I live five hours from Manhattan, New York, if Connecticut traffic cooperates, so I find myself in the city from time to time. Many times, I arrange schedules to meet someone who has not been to Manhattan before. Witnessing the wide-eyed amazement from a New York first-timer never gets old, but seeing the same basic tourist places can get redundant for a repeat visitor like myself.

One common tourist destination is among the most somber grounds in America—the former plot of land where the World Trade Center stood. This is one place I never get tired of visiting. No matter how many times one stares into the pools erected in place of the buildings’ former foundations, it is hard to remove emotion. This is a place where hell came to earth.

Yet, while reflecting on the horrors of war and terrorism, there is a small beacon of hope in the basic footprint of the former Twin Towers. Just to the east of the World Trade Center is a small church called St. Paul’s. History indicates that a sycamore tree on the church’s lawn shielded the building from falling debris the day its neighbor was attacked in 2001. Therefore, it became an important place in the days that followed: It became a triage unit for bodies pulled from the rubble, a place for firefighters and police officers to catch naps during long shifts, and a place where mourners could pray and grieve.

This church is the oldest public building still in continuous use in Manhattan as well as the city’s lone remaining Colonial church. Its long history—which includes George Washington worshiping there on his first day as president—prepared it for this day. Because a church that gathers to worship, to anticipate the kingdom of God and seek to participate in it, knows how to practice the reality of heaven in the midst of hell.

The book of Isaiah ends in the last ten or so chapters with a call to the post-exilic Israelites to repent and change their ways. This invocation is especially seen by the prophet as a call to communal justice. Israel cannot properly be the people of God if they are not cultivating justice in their communities for the poor, oppressed, and victimized.

After making this point, the language of the text shifts to a vision of the new Zion and an invitation to be saved into the new heaven and new earth. We are given vivid pictures of the possibilities of the realities of God’s final redemption and salvation. Some of the language sounds like this:

We, the worshiping people of God, know that peace is coming. We know that God yearns to comfort us. We know that our hearts will rejoice and our foes will be dealt with. But when hell appears on earth, not everyone can see this, let alone understand or trust it.

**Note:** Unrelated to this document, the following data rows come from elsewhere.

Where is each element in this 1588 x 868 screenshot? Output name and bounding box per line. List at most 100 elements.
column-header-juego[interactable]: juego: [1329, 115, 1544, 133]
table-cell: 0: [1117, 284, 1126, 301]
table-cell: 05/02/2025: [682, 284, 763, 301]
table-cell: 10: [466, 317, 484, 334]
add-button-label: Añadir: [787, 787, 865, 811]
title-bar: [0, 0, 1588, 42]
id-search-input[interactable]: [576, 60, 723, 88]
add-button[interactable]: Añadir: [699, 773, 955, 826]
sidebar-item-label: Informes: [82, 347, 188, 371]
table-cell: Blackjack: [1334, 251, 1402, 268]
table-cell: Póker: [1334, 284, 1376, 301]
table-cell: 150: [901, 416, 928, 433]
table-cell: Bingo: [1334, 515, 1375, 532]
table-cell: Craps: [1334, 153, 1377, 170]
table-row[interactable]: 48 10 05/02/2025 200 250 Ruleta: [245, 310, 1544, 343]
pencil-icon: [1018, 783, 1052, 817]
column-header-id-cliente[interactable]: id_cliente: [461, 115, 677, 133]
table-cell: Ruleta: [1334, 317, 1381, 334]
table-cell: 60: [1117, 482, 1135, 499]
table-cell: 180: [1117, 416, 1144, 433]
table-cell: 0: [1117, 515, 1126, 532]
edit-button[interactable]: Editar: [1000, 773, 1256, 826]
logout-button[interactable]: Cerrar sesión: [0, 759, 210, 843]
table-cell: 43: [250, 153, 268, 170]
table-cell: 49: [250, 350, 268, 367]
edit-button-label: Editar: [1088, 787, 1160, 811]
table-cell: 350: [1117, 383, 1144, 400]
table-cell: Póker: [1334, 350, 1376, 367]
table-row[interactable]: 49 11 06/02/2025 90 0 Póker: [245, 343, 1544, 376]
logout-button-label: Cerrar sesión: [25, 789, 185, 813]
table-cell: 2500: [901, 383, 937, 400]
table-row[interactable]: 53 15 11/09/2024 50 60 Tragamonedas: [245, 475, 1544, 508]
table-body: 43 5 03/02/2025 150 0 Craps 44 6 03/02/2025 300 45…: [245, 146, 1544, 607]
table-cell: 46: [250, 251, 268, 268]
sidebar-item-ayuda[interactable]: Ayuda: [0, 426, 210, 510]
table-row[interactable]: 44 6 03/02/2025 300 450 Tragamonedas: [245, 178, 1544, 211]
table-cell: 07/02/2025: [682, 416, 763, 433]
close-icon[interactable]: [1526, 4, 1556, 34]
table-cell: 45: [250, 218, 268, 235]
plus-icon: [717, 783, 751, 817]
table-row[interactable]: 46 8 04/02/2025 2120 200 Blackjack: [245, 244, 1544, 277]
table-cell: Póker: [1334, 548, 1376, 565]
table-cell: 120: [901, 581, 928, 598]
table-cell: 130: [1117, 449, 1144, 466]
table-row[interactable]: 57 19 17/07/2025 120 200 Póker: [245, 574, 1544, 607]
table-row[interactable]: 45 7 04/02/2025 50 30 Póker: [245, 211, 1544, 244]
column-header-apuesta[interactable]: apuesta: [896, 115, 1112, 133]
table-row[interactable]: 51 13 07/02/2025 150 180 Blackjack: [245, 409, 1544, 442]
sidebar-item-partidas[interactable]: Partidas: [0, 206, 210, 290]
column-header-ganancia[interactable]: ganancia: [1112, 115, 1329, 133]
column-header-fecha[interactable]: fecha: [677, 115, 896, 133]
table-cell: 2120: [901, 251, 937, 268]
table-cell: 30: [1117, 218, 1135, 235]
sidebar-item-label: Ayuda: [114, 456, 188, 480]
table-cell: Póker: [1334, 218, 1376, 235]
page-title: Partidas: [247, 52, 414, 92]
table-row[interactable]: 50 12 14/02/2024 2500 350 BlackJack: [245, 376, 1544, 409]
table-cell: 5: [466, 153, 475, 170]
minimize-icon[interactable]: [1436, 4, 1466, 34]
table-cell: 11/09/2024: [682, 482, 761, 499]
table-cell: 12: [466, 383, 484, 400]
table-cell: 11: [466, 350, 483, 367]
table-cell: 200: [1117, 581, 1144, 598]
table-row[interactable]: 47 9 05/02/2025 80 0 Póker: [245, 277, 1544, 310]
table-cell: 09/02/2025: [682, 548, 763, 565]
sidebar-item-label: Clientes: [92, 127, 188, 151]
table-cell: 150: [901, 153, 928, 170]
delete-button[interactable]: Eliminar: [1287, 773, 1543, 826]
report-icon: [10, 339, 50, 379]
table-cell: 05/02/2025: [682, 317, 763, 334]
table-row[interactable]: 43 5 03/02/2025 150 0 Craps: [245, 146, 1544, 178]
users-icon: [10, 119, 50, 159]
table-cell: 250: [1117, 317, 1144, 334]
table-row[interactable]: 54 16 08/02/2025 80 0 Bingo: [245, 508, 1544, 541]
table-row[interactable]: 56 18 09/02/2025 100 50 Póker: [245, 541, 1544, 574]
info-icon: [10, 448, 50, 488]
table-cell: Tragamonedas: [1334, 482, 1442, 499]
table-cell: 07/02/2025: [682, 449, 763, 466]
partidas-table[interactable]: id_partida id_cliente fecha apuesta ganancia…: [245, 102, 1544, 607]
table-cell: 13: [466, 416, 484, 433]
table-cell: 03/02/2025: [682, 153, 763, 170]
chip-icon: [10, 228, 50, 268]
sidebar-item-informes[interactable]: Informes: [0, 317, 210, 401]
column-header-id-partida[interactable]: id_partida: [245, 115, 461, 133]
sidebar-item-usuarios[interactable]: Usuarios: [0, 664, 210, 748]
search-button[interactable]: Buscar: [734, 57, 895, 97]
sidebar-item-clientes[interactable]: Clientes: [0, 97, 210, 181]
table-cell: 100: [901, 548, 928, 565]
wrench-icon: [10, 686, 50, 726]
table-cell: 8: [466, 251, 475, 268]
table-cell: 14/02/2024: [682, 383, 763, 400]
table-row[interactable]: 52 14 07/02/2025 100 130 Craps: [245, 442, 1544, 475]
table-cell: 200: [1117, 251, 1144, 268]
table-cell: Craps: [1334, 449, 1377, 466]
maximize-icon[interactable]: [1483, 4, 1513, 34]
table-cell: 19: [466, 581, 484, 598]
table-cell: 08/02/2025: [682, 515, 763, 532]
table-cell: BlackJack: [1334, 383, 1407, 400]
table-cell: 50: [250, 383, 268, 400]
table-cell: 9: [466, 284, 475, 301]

For this is what the Lord says: “I will extend peace to her like a river, and the wealth of nations like a flooding stream; you will nurse and be carried on her arm and dandled on her knees. As a mother comforts her child, so will I comfort you; and you will be comforted over Jerusalem.” When you see this, your heart will rejoice and you will flourish like grass; the hand of the Lord will be made known to his servants, but his fury will be shown to his foes (Isaiah 66:12–14).

We, the worshiping people of God, know that peace is coming. We know that God yearns to comfort us. We know that our hearts will rejoice and our foes will be dealt with. But when hell appears on earth, not everyone can see this, let alone understand or trust it. As such, in the worst of times—in the very face of hell—we must testify with our communal life that we are a people practicing justice out of our worship pointing to the coming kingdom of God.

I pray that violence never comes to your city in such a brutal manner. But hell shows its perceived power on this earth from time to time in the form of violence, death, fear, anxiety, abuse, loss, upheaval, poverty, hunger, and on and on. May our gathering in worship so shape us that we taste the glory of God’s heaven. And may that taste spur us toward justice and healing in the face of hell’s worst schemes.

The story of the St. Paul’s church doesn’t surprise me. It does not surprise me that a people who gather to worship on a regular basis were prepared to give away their space, resources, and energy to a grieving people. We may never have a September 11 in our neighborhood, but there will be trauma in people’s lives. Our communal worship should drive us in a way to go and share our foretaste of heaven as an antidote to their present, living hell.